With so much civil unrest in the country, it was a valid question as to whether or not the NBA and NBPA should have gone ahead with their plan to restart the 2019-20 season.
During the seeding games and playoffs, players have chosen to use every media availability to raise awareness about issues of social injustice and systematic racism. Proceeding with games allowed the players more of a platform to voice their opinions and they have done so whenever the cameras and microphones were turned on.
The Black Lives Matter movement picked up even more steam after the shooting of Jacob Blake in Kenosha, Wisconsin.

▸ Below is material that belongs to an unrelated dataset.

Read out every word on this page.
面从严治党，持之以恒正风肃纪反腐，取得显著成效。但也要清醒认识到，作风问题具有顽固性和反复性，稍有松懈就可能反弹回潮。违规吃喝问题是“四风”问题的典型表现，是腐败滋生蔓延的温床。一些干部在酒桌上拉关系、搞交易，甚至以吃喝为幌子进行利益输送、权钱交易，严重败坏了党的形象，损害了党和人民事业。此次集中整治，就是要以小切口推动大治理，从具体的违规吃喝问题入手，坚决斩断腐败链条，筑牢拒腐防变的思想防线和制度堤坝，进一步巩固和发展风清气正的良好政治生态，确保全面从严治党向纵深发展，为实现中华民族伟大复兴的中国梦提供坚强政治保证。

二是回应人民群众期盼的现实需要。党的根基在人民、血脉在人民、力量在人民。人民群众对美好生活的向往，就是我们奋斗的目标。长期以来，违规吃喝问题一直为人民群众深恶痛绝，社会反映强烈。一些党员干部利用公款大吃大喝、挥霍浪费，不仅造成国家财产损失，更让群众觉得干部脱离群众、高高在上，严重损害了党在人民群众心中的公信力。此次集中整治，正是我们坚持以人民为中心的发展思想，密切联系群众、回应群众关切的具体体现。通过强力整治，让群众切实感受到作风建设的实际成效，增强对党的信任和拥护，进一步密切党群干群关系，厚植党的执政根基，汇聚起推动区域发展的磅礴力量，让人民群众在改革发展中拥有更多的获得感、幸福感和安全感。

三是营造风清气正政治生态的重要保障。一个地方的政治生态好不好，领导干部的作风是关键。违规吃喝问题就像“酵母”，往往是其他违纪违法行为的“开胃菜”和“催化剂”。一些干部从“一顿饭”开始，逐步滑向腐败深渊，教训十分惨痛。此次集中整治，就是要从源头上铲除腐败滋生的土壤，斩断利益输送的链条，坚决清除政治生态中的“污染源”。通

In response to the incident, the Milwaukee Bucks made an emphatic statement to sit out Game 5 against the Orlando Magic.
The Los Angeles Lakers and Portland Trail Blazers quickly followed suit, agreeing to stage a boycott of their own Game 5 matchup. Shortly after their decision was announced, Jeanie Buss took to Twitter to announce she supported their choice:
I was excited to see us play – and hopefully close out our series – tonight. But I stand behind our players, today and always. After more than 400 years of cruelty, racism and injustice, we all need to work together to say enough is enough. #JusticeForJacobBlake #WeHearYou
— Jeanie Buss (@JeanieBuss) August 26, 2020
This is a monumental moment not just for the NBA, but for professional sports as a whole as this is an unprecedented event. Sitting out games directly affects league revenue, making Adam Silver’s response paramount in what the future of the playoffs looks like.
It is clear the players in the bubble understand that basketball needs to take a backseat to what is happening in the United States and hopefully their decision to strike finally creates some of the change that is desperately needed.
LeBron James on shooting of Jacob Blake
LeBron James, with his platform, has not been shy about speaking out on issues and so far he has continued that work inside the bubble.
After their Game 4 win against the Blazers, James spoke at length about the Blake incident and how it has affected him and the Black community.
“What I can say is if you’re sitting here telling me there was no way to subdue that gentleman or detain him before the firing of guns, then you’re sitting here and lying to not only me but every African-American, every Black person in the community,” he expressed.
“We see it over and over and over. If you watch the video, there were multiple moments where if they wanted to they could’ve tackled him. They could’ve grabbed him. They could’ve done that. Why does it always have to get to a point where we see the guns firing? His family is there, kids are there, it’s in broad daylight. If that video is not being taken by that person across the street, do we even know if we see that video? There’s talks about the cops didn’t have their body cams on; that’s a possibility.
“Quite frankly it’s just [expletive] up in our community. I know people get tired of hearing me say it, but we are scared as Black people in America. Black men, Black women, Black kids. We are terrified.
“That’s what it feels like. It hurts. It’s through the grace of God that he’s still living. Seven shots close range, and he’s still alive? That’s through the grace of God right there. My prayers go out to that family and community, but I’ve got nothing nice to say about those cops at all.”